Weapons displayed in the garden at UXO LAO office in Luang Prabang—photo by Dawn Starin |
I asked how many people are dying every year. "Unfortunately, there is no answer. There’s no reliable data. Not every casualty and death is reported. Officially there were 11,000 to 13,000 accidents from 1973 to 2000 and about half of these were fatal. In reality, no national general database exists and that means there could be a lot of under-reporting, a lot of dead bodies we know nothing about."
According to the organization Legacies of War, over 34,000 people, mostly children, have been killed or injured since the bombing stopped. At least 350 new casualties occur each year.

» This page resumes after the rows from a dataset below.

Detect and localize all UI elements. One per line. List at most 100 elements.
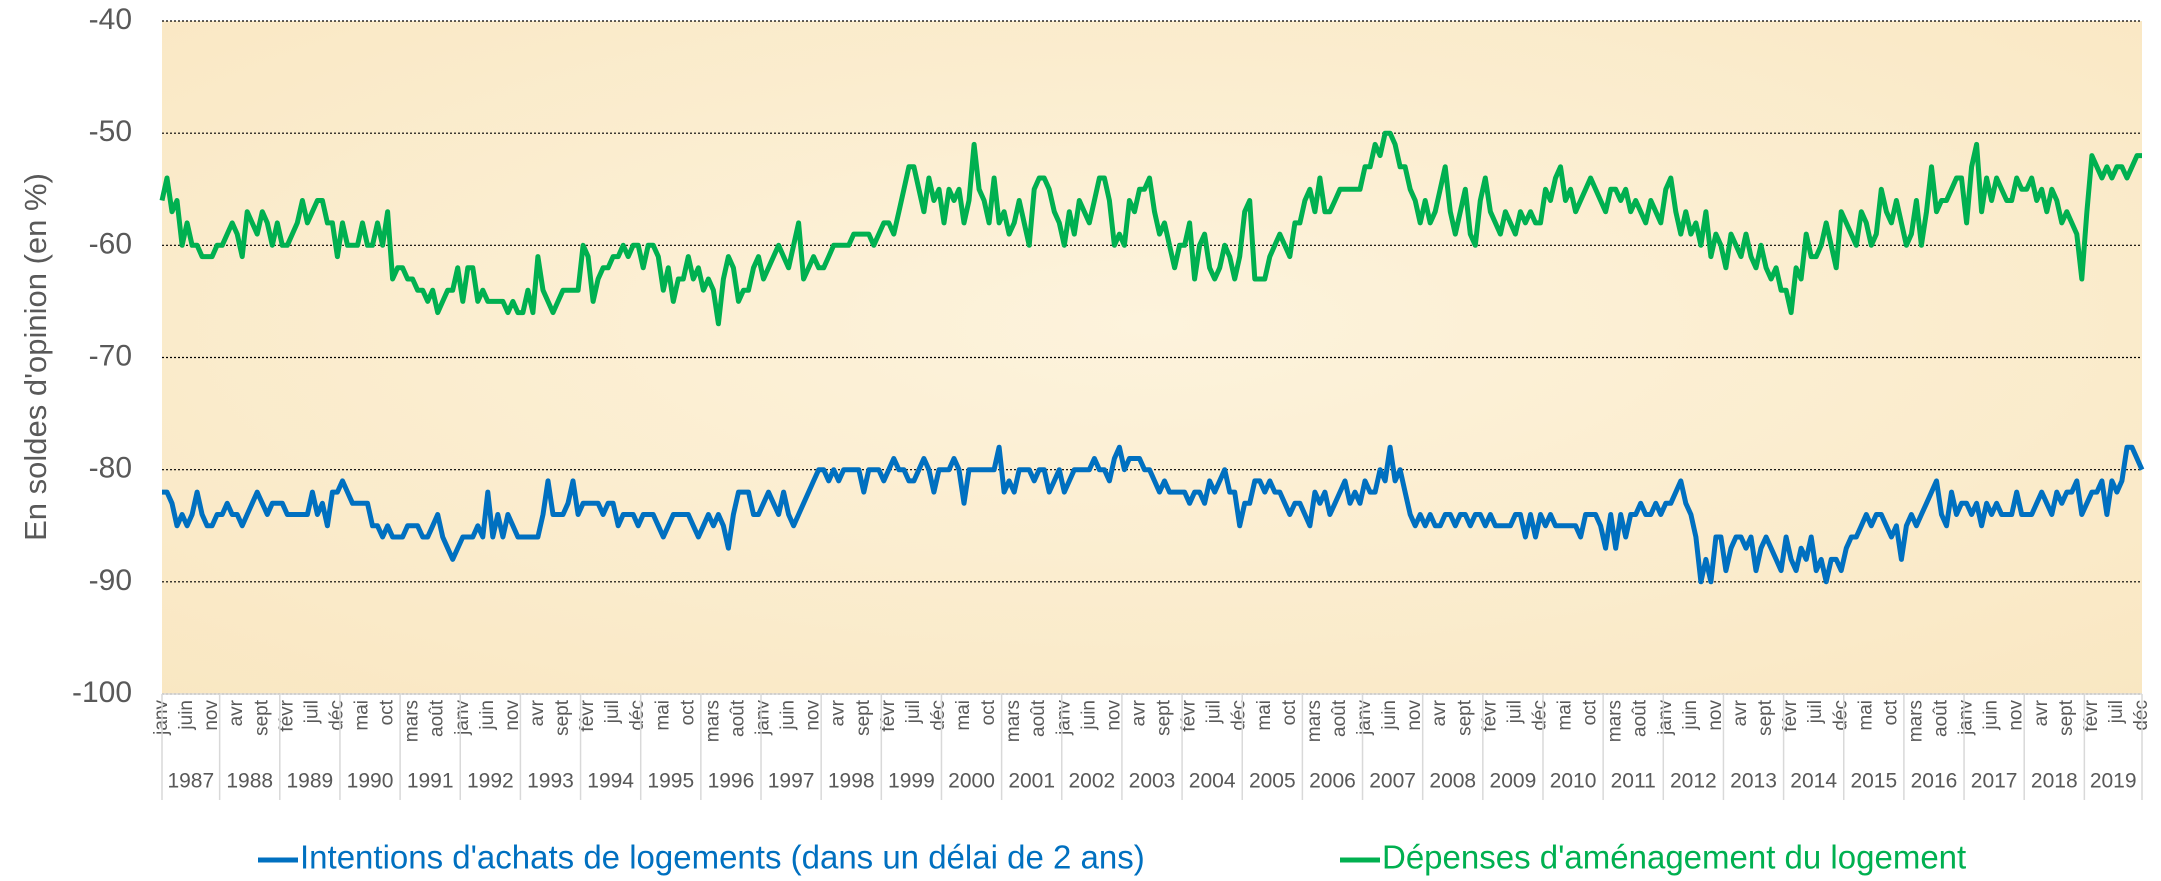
x-tick-label: nov [502,700,523,731]
year-label: 2018 [2031,770,2078,793]
x-tick-label: déc [1529,700,1550,731]
x-tick-label: oct [1580,699,1601,725]
x-tick-label: avr [1128,699,1149,726]
year-label: 1988 [226,770,273,793]
year-label: 1991 [407,770,454,793]
x-tick-label: mars [702,700,723,742]
x-tick-label: déc [326,700,347,731]
x-tick-label: avr [226,699,247,726]
x-tick-label: juil [2106,700,2127,724]
x-tick-label: juin [1078,700,1099,731]
x-tick-label: mai [1855,700,1876,731]
year-label: 2000 [948,770,995,793]
y-tick-label: -90 [89,564,132,597]
x-tick-label: janv [1354,700,1375,736]
x-tick-label: févr [2081,699,2102,731]
y-tick-label: -70 [89,339,132,372]
x-tick-label: juin [1379,700,1400,731]
year-label: 1990 [347,770,394,793]
x-tick-label: août [427,699,448,737]
x-tick-label: nov [1404,700,1425,731]
x-tick-label: sept [552,699,573,736]
year-label: 1992 [467,770,514,793]
x-tick-label: févr [577,699,598,731]
x-tick-label: sept [2056,699,2077,736]
x-tick-label: mai [652,700,673,731]
y-tick-label: -100 [72,676,132,709]
x-tick-label: avr [828,699,849,726]
x-tick-label: juil [602,700,623,724]
x-tick-label: avr [1429,699,1450,726]
x-tick-label: oct [377,699,398,725]
x-tick-label: mars [1304,700,1325,742]
x-tick-label: août [1630,699,1651,737]
year-label: 2009 [1490,770,1537,793]
year-label: 2002 [1068,770,1115,793]
y-axis-title: En soldes d'opinion (en %) [18,173,53,541]
x-tick-label: janv [1053,700,1074,736]
legend-label: Intentions d'achats de logements (dans u… [300,839,1145,876]
legend-label: Dépenses d'aménagement du logement [1382,839,1966,876]
x-tick-label: nov [803,700,824,731]
year-label: 2016 [1911,770,1958,793]
x-tick-label: oct [1880,699,1901,725]
x-tick-label: juil [301,700,322,724]
x-tick-label: mai [352,700,373,731]
year-label: 2007 [1369,770,1416,793]
x-tick-label: juin [1680,700,1701,731]
year-label: 1997 [768,770,815,793]
year-label: 1987 [167,770,214,793]
x-tick-label: sept [1755,699,1776,736]
year-label: 1999 [888,770,935,793]
x-tick-label: nov [1705,700,1726,731]
x-tick-label: déc [1229,700,1250,731]
year-label: 2004 [1189,770,1236,793]
y-tick-label: -80 [89,452,132,485]
year-label: 2011 [1611,770,1656,793]
x-tick-label: juil [1805,700,1826,724]
x-tick-label: avr [527,699,548,726]
x-tick-label: juin [477,700,498,731]
year-label: 1995 [647,770,694,793]
x-tick-label: janv [753,700,774,736]
year-label: 1994 [587,770,634,793]
x-tick-label: déc [627,700,648,731]
series-line [162,444,2145,585]
y-tick-label: -50 [89,115,132,148]
x-tick-label: juin [778,700,799,731]
x-tick-label: nov [2006,700,2027,731]
year-label: 2014 [1790,770,1837,793]
x-tick-label: sept [853,699,874,736]
x-tick-label: févr [1179,699,1200,731]
x-tick-label: mars [1905,700,1926,742]
x-tick-label: févr [878,699,899,731]
x-tick-label: oct [1279,699,1300,725]
x-tick-label: juil [1504,700,1525,724]
x-tick-label: juin [176,700,197,731]
x-tick-label: déc [928,700,949,731]
x-tick-label: mai [1254,700,1275,731]
x-tick-label: oct [677,699,698,725]
x-tick-label: sept [1154,699,1175,736]
x-tick-label: août [727,699,748,737]
x-tick-label: sept [1454,699,1475,736]
x-tick-label: août [1329,699,1350,737]
y-tick-label: -60 [89,227,132,260]
x-tick-label: déc [1830,700,1851,731]
x-tick-label: oct [978,699,999,725]
x-tick-label: août [1931,699,1952,737]
year-label: 2008 [1429,770,1476,793]
year-label: 2006 [1309,770,1356,793]
year-label: 1989 [287,770,334,793]
year-label: 1998 [828,770,875,793]
x-tick-label: mai [1555,700,1576,731]
year-label: 2015 [1850,770,1897,793]
year-label: 2010 [1550,770,1597,793]
year-label: 2003 [1129,770,1176,793]
x-tick-label: mars [1605,700,1626,742]
x-tick-label: sept [251,699,272,736]
year-label: 2001 [1008,770,1055,793]
series-line [159,130,2142,327]
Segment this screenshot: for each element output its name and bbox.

The UXO official said that, "In Luang Prabang province over the past 9 years, we cleared at least 21,000 pieces of ammunition, including 10,000 cluster bombs. And, you have to realize that Luang Prabang was one of the least bombed provinces. It’s estimated there are at least 79,500,000 cluster bombs still in Laos. Twenty-five percent of all villages are affected. It will take at least 250 years to clean Laos—at least that. Probably a lot more. Certainly, not in my lifetime or yours or anyone who is alive today. UXO-wise this is probably the worst place in the world. But, who knows? With all the secret wars going on and all the death bombs dropping over Afghanistan and Iraq, other places might be catching up with us. People don’t learn. Governments—the American government—is incapable of learning or maybe incapable of caring."